The third and final section, then, sees a reversal of fortune for Hahn's character. After taking up with a clownish tramp (who sarcastically dubs him "The Baron") and performing their routines on the streets to the bourgeois restauranteurs, a journalist friend chances upon him in the gutter one night whereupon he informs him that Hahn's rich cousin has met with a fatal car accident and that he is now effectively a member of high society! As they drive exuberantly off in the journalist's car, Rohmer ends the film by panning to a wonderfully inspired shot of the constellation (presumably to justify the title).

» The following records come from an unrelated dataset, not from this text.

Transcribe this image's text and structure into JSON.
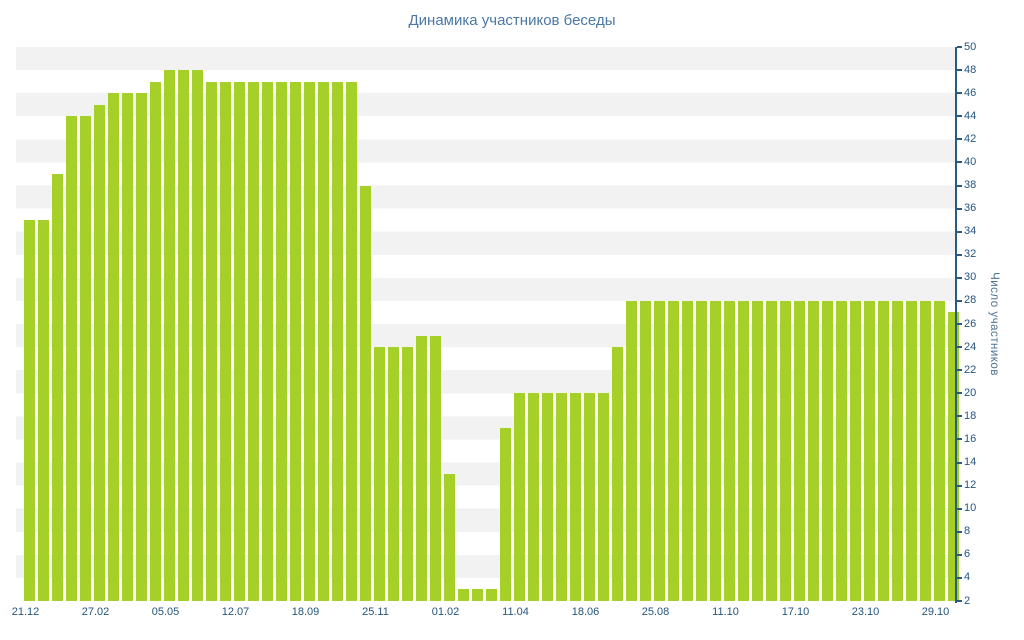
{
  "title": "Динамика участников беседы",
  "y_axis_title": "Число участников",
  "colors": {
    "bar": "#a5d028",
    "axis": "#2a5a80",
    "tick_label": "#235580",
    "title": "#4a78a8",
    "stripe": "#f2f2f2",
    "background": "#ffffff"
  },
  "chart_data": {
    "type": "bar",
    "title": "Динамика участников беседы",
    "xlabel": "",
    "ylabel": "Число участников",
    "ylim": [
      2,
      50
    ],
    "ytick_step": 2,
    "grid": "alternating horizontal stripes",
    "legend": "none",
    "x_labels": [
      "21.12",
      "27.02",
      "05.05",
      "12.07",
      "18.09",
      "25.11",
      "01.02",
      "11.04",
      "18.06",
      "25.08",
      "11.10",
      "17.10",
      "23.10",
      "29.10"
    ],
    "label_every": 5,
    "values": [
      35,
      35,
      39,
      44,
      44,
      45,
      46,
      46,
      46,
      47,
      48,
      48,
      48,
      47,
      47,
      47,
      47,
      47,
      47,
      47,
      47,
      47,
      47,
      47,
      38,
      24,
      24,
      24,
      25,
      25,
      13,
      3,
      3,
      3,
      17,
      20,
      20,
      20,
      20,
      20,
      20,
      20,
      24,
      28,
      28,
      28,
      28,
      28,
      28,
      28,
      28,
      28,
      28,
      28,
      28,
      28,
      28,
      28,
      28,
      28,
      28,
      28,
      28,
      28,
      28,
      28,
      27
    ]
  }
}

Incidentally, I'm of the Sign of Leo myself...
Unique early Rohmer
The movie's middle section has a pain and desolation perhaps not seen since in Rohmer's work, as the musician slowly slides into homelessness, poverty and borderline madness. Rohmer, with a perfectly measured tone, captures all the tiny escalating humiliations as he wanders through a largely deserted Paris in the heat. Then the musician takes up with a wandering clown, and the movie takes on a broad comic tone again, not seen since in Rohmer, creating an odd symmetry with the movie s early section, when the musician wrongly thinks he's won an inheritance and parties himself into the state of poverty. That kind of symmetry is emblematic of the movie's weakest element - its unenlightening interest in fate and chance and paths of destiny (inherent in the title, in the deus ex machina ending which finds him inheriting the money after all when his cousin's killed in a freak accident, and in the final shot - after his friends have found him and taken him away to restart his life - which pulls away from the earth to show a heavenly constellation (of Leo, I suppose)). There's little here of the smart conversation and introspection that marks Rohmer's later movies, and what there is verges on parody - the smart set gets to seem pretty trivial and inconsequential against the travails of its protagonist. The sequences of him eyeing food, eavesdropping on snippets of life, trying unsuccessfully to shoplift etc. are utterly stark and simple and moving.